If you can’t trust your measurements, you’re in trouble! This seemingly obvious conclusion comes from:
- Neither network anomaly detection or threat hunting (detection) can detect malicious or unintentional sensor issues that occur before the sensor values become Ethernet packets;
- Detailed failure modes and affects analysis (FMEAs) of process sensors identified non-detectable failure modes that directly affected plant operations;
- Risk assessments identified potential safety impacts from sensor vulnerabilities that could impact the design basis;
- Plant testing demonstrated the lack of integrity of process sensors (process sensor drift within 30 days of calibration);
- The compromise of Serial-to-Ethernet convertors in the US and Ukraine provided a direct path into the sensors;
- Lack of process sensor cyber forensics and training precludes specifically identifying process sensor cyber events;
- Lack of process sensor cyber security is public knowledge and nation states such as Russia and Iran are aware; and
- Multiple malicious and unintentional process sensor (analog and digital) cyber-related incidents have caused catastrophic failures (though not identified as being cyber-related – no forensics or training).
Process sensor cyber security is an ENGINEERING problem not a network issue that crosses all engineering applications. Even the design of state-of-the-art process sensors often do not address cyber considerations (my next blog). Consequently, I have brought this issue up to up to numerous engineering societies, the National Society of Professional Engineers (NSPE), and the National Academy of Engineering. I will be providing a presentation on this subject at the ISA Water/Wastewater Conference in Bethesda August 8th and am scheduled to present at the DHS ICSJWG meeting in Cincinnati later in August.
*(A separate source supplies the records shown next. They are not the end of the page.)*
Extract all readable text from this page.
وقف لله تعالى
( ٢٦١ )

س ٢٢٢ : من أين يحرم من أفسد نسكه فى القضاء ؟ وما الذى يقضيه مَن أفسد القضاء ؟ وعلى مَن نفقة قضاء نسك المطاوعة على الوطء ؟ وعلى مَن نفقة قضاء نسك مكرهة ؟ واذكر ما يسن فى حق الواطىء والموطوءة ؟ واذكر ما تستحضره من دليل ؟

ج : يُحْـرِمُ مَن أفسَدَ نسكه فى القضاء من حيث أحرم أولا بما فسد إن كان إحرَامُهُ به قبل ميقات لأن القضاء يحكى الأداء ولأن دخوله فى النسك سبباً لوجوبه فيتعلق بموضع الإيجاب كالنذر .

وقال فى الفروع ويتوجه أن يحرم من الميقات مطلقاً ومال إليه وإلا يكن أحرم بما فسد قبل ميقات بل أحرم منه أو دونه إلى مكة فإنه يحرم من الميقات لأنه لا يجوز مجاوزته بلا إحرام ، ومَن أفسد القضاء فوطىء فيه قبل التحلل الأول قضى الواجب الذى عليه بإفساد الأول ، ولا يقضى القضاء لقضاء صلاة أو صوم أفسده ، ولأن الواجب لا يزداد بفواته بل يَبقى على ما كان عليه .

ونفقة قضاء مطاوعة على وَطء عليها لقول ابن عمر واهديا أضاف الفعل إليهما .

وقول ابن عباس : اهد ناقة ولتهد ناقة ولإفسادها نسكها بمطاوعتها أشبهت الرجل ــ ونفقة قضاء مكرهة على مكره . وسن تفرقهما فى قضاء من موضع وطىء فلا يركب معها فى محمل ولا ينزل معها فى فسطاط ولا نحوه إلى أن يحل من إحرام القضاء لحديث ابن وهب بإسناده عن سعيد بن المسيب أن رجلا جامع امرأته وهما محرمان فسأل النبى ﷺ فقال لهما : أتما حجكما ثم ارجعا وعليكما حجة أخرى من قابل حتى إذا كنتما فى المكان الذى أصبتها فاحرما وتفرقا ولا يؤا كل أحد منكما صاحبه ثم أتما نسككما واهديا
Dale Peterson asked questions about the risk of potential sensor vulnerabilities and I provided a response at https://www.controlglobal.com/blogs/unfettered/what-the-lack-of-cyber-security-of-process-sensors-means/. Honeywell’s Sinclair Komenji provided an independent response to Dale Peterson’s questions.
According to Sinclair:
”This discussion misses one very common mistake that makes also sensors that are not directly network connected very vulnerable. This issue has to do with the management of the field devices. Asset management solutions need to communicate with sensors for calibration purposes, changes and asset inventories.
Modern process controllers and safety controllers support HART pull through, HART transmitters being the most used communication. With HART pull through the asset management application access the transmitters communicating with the controllers. Often changes in those systems can only be made when the transmitter is put in maintenance mode. So relatively secure. But the majority of controllers in the field doesn’t support HART pull through resulting in a need to connect the asset management solution to the IOMUX board where the transmitters are connected / marshaled. This requires typically a serial (RS 232 / RS 485) type of connection, but because of the distance restrictions of the serial connections often Ethernet to serial protocol converters are used to bridge longer distances.
Here we have the problem if this connection is not properly secured. In our assessments we often encountered connections that were not secured, no authentication, no encryption. So all transmitters connected to the IOMUX become exposed for HART IP messages over Ethernet. This allows for a wide set of possibilities to attack control and safety sensors. Modifying transmitter ranges, indirectly influencing a safety loops trip point, basically disturbing many elements of the plant’s observability.
This is not a rare problem, we encountered the issue in many different plants – including critical infrastructure – impacting hundreds of process transmitters in a plant. The question here becomes can we allow a single asset management application to manage both safety and control sensors, creating a point where independence of safety from control is no longer guaranteed. Also can we allow in these cases safety and control transmitters to be connected to the same IOMUX. There are a series of issues not covered by the TR 84 report from ISA which focuses primarily on network architecture but misses various attack scenarios that are relevant in today’s plants.
In the example I provide the issue results from bad implementation of the asset management solution, but the vulnerability is independent from this solution, even if the asset management system is powered down the sensors would be fully exposed by the serial to Ethernet convertor.”
The validity and integrity of process sensors is critical to the reliability, safety, and quality of all processes. Addressing the cyber security of the sensors, not the Ethernet packets, has not been adequately addressed by any industrial or DOD cyber security or safety standard. In fact, process sensors are out-of-scope for the electric industry cyber security standards (NERC CIP) and nuclear plant cyber security standards (NEI-0809 and Regulatory Guide 5.71). It may not be possible to identify sensor integrity issues as to cause (malicious or unintentional). Consequently, the approach I have been suggesting is to monitor the electrical characteristics (the physics) of the sensor in real time as those characteristics are agnostic to why the sensor/process is changing. Monitoring of the electrical characteristics can’t prevent sensor integrity issues (hacking or unintentional impacts) but can identify changes which is more than we can do today.